Steve Martin is a great physical comic, and the new "Pink Panther" is not without laughs. There are sight gags galore, and Beyoncé has star quality. But I liked the Henry Mancini music more than the punch lines.

Technically, this is a prequel to the Peter Sellers' original, but it still breaks the Joel Siegel sequel rule: If this had been the first of the series, would anyone have made a sequel? The answer, as Inspector Clouseau might have said, "Nuuuuuuu."

The Blake Edward's original from 1963 is one of the funniest movies of all time, and I'm clueless why Martin would make this film. He wouldn't do Charlie Chaplin; why do Peter Sellers? (Grade: C)

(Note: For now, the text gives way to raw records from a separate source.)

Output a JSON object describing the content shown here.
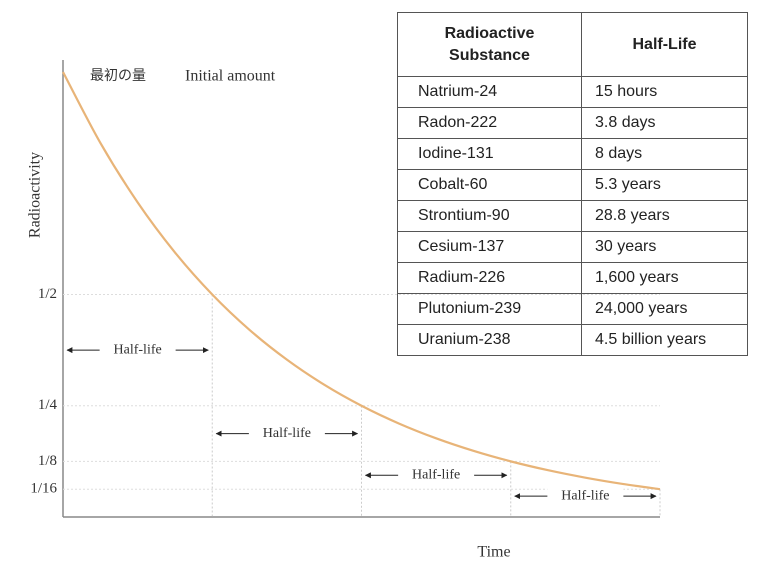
{
  "chart_data": {
    "type": "line",
    "annotations": {
      "initial_ja": "最初の量",
      "initial_en": "Initial amount"
    },
    "ylabel": "Radioactivity",
    "xlabel": "Time",
    "xlim": [
      0,
      4
    ],
    "ylim": [
      0,
      1
    ],
    "yticks": [
      {
        "value": 0.5,
        "label": "1/2"
      },
      {
        "value": 0.25,
        "label": "1/4"
      },
      {
        "value": 0.125,
        "label": "1/8"
      },
      {
        "value": 0.0625,
        "label": "1/16"
      }
    ],
    "grid": true,
    "x": [
      0,
      0.25,
      0.5,
      0.75,
      1,
      1.25,
      1.5,
      1.75,
      2,
      2.25,
      2.5,
      2.75,
      3,
      3.25,
      3.5,
      3.75,
      4
    ],
    "series": [
      {
        "color": "#e8b478",
        "values": [
          1,
          0.8409,
          0.7071,
          0.5946,
          0.5,
          0.4204,
          0.3536,
          0.2973,
          0.25,
          0.2102,
          0.1768,
          0.1487,
          0.125,
          0.1051,
          0.0884,
          0.0743,
          0.0625
        ]
      }
    ],
    "half_life_markers": [
      {
        "label": "Half-life",
        "from": 0,
        "to": 1
      },
      {
        "label": "Half-life",
        "from": 1,
        "to": 2
      },
      {
        "label": "Half-life",
        "from": 2,
        "to": 3
      },
      {
        "label": "Half-life",
        "from": 3,
        "to": 4
      }
    ]
  },
  "table": {
    "header": [
      "Radioactive Substance",
      "Half-Life"
    ],
    "rows": [
      [
        "Natrium-24",
        "15 hours"
      ],
      [
        "Radon-222",
        "3.8 days"
      ],
      [
        "Iodine-131",
        "8 days"
      ],
      [
        "Cobalt-60",
        "5.3 years"
      ],
      [
        "Strontium-90",
        "28.8 years"
      ],
      [
        "Cesium-137",
        "30 years"
      ],
      [
        "Radium-226",
        "1,600 years"
      ],
      [
        "Plutonium-239",
        "24,000 years"
      ],
      [
        "Uranium-238",
        "4.5 billion years"
      ]
    ]
  }
}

Ford Gets Mad and Even in 'Firewall'

I always ask actors and directors what they want audiences to take away when they see their films. I got to talk with Harrison Ford, and he told me, "There's nothing wrong with having fun at the movies." That's what "Firewall" is.

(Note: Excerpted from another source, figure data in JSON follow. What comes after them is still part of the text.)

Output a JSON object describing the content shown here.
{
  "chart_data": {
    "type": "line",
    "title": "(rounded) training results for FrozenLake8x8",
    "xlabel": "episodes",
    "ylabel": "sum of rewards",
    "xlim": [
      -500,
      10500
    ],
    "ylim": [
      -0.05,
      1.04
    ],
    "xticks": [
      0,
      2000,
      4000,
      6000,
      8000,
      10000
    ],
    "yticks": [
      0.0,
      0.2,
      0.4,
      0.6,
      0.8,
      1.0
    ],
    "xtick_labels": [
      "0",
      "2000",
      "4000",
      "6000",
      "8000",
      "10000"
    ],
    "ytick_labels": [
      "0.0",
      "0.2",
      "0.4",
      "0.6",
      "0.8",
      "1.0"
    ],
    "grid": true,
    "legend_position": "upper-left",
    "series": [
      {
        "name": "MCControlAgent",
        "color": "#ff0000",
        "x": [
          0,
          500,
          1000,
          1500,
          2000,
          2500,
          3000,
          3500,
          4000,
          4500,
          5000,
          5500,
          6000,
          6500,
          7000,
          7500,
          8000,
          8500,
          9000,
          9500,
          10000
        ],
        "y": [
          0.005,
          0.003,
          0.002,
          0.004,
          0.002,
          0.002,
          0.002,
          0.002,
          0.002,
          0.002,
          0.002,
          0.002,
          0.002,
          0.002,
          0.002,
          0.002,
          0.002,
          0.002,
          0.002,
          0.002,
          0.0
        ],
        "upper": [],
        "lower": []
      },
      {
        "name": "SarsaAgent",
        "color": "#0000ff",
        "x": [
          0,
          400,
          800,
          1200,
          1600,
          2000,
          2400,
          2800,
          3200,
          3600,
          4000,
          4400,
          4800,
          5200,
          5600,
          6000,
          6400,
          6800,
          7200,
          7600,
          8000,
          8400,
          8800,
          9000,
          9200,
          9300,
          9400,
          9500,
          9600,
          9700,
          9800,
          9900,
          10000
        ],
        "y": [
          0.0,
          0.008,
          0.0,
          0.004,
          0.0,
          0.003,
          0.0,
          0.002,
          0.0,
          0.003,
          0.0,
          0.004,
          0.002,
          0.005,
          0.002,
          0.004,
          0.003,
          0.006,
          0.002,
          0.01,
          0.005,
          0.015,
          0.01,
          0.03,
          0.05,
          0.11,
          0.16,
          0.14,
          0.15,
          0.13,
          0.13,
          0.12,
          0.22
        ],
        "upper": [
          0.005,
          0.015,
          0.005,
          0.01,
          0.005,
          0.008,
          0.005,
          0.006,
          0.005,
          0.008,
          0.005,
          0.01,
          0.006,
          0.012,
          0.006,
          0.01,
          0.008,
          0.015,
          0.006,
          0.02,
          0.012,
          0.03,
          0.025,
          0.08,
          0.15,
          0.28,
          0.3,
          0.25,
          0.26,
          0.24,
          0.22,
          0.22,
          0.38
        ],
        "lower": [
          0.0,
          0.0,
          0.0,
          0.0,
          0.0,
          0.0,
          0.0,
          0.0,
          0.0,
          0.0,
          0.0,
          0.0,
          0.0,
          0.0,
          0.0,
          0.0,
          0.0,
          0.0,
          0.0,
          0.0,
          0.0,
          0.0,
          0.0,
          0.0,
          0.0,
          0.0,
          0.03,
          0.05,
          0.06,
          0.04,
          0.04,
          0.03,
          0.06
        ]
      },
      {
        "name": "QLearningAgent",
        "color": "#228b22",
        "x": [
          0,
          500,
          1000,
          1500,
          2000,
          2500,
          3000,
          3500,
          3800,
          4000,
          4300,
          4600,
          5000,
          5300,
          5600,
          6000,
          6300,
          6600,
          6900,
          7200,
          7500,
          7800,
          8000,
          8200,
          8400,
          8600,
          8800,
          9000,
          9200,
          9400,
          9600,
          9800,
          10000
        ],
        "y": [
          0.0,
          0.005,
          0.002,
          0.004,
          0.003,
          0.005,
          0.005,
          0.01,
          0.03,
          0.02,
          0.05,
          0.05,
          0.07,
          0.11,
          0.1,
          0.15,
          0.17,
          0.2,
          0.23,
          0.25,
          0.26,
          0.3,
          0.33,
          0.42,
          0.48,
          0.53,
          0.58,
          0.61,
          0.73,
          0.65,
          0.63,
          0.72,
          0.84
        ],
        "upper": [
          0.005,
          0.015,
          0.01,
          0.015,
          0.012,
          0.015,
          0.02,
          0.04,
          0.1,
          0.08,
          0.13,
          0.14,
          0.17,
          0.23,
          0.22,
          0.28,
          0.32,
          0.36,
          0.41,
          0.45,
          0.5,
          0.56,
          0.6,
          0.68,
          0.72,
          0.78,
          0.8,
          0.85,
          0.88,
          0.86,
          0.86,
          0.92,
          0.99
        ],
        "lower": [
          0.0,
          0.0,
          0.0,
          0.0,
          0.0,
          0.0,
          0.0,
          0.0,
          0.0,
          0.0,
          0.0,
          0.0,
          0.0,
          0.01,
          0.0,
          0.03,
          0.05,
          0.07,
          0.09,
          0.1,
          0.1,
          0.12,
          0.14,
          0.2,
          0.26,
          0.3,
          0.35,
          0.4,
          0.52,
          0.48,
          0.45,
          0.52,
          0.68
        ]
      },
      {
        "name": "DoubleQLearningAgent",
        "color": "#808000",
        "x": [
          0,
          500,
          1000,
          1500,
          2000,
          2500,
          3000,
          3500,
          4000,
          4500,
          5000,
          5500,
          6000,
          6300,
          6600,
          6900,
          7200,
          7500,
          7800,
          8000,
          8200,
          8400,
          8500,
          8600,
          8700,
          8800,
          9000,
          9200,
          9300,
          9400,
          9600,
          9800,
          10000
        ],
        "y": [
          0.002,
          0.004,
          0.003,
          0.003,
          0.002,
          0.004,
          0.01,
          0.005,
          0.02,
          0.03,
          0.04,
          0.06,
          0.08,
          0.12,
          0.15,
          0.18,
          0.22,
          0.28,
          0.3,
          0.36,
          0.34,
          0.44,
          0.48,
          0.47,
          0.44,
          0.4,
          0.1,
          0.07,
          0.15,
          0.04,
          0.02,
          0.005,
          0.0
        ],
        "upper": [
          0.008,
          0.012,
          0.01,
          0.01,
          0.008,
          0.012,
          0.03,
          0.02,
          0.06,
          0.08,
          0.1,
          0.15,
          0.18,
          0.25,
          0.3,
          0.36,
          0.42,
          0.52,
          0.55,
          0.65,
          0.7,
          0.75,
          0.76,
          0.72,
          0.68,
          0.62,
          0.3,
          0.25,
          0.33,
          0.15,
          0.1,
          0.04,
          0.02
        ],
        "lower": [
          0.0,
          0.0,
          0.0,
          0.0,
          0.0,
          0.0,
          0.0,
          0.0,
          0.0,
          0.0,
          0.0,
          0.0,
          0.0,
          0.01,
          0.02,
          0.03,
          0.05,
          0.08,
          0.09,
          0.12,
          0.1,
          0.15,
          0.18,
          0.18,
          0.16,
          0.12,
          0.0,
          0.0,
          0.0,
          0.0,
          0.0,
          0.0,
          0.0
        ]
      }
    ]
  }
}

Ford plays a bank security guy. Paul Bettany, a great bad guy, holds his family hostage and forces Ford to rob his own bank of $100 million. A cyber-update to the family-held-hostage formula: We've seen Ford do it on an airplane, we've seen him do it as Jack Ryan. You know the saying: Don't get mad, get even. Because he's Harrison Ford, he gets to get mad and get even.

At a screening I was at, when Ford said: "You get your money when I get my family," someone in the audience screamed, "Yes!" And everybody cheered. It's that kind of movie. Too intense for kids, please note, but pure popcorn-munching fun. Grade: B.

'Curious George' Delivers the Monkey

When they're well-done, movies of even great books like "Curious George" do things books just can't. You'll see a chameleon bit that wasn't in the 1940s children's classic. It couldn't have been until modern animation and a filmmaker like Ron Howard came along.

This is a lovingly crafted adaptation. The story's kept simple. So is the animation. No razzle, no dazzle, and a little nostalgia for parents.The name of the ship that takes a troublesome chimp to America is the H.A. Rey. Tell your kids that that's the name of the guy who wrote the book. It's a wonderful first movie for the very young.

Will Ferrell, Drew Barrymore and David Cross lead the vocal cast, with Ferrell playing the troubling simian's pal, known only in the 1940s books as "the man with the yellow hat."

Sure, I liked the comic animal mayhem better when Cary Grant and Katharine Hepburn did it in "Bringing Up Baby," but this generation of kids is going to think they stole it from Grant and Hepburn. Rated G for "Gee Wiz," "Curious George" also has a great advertising tag line: "Show Me the Monkey." Grade: B.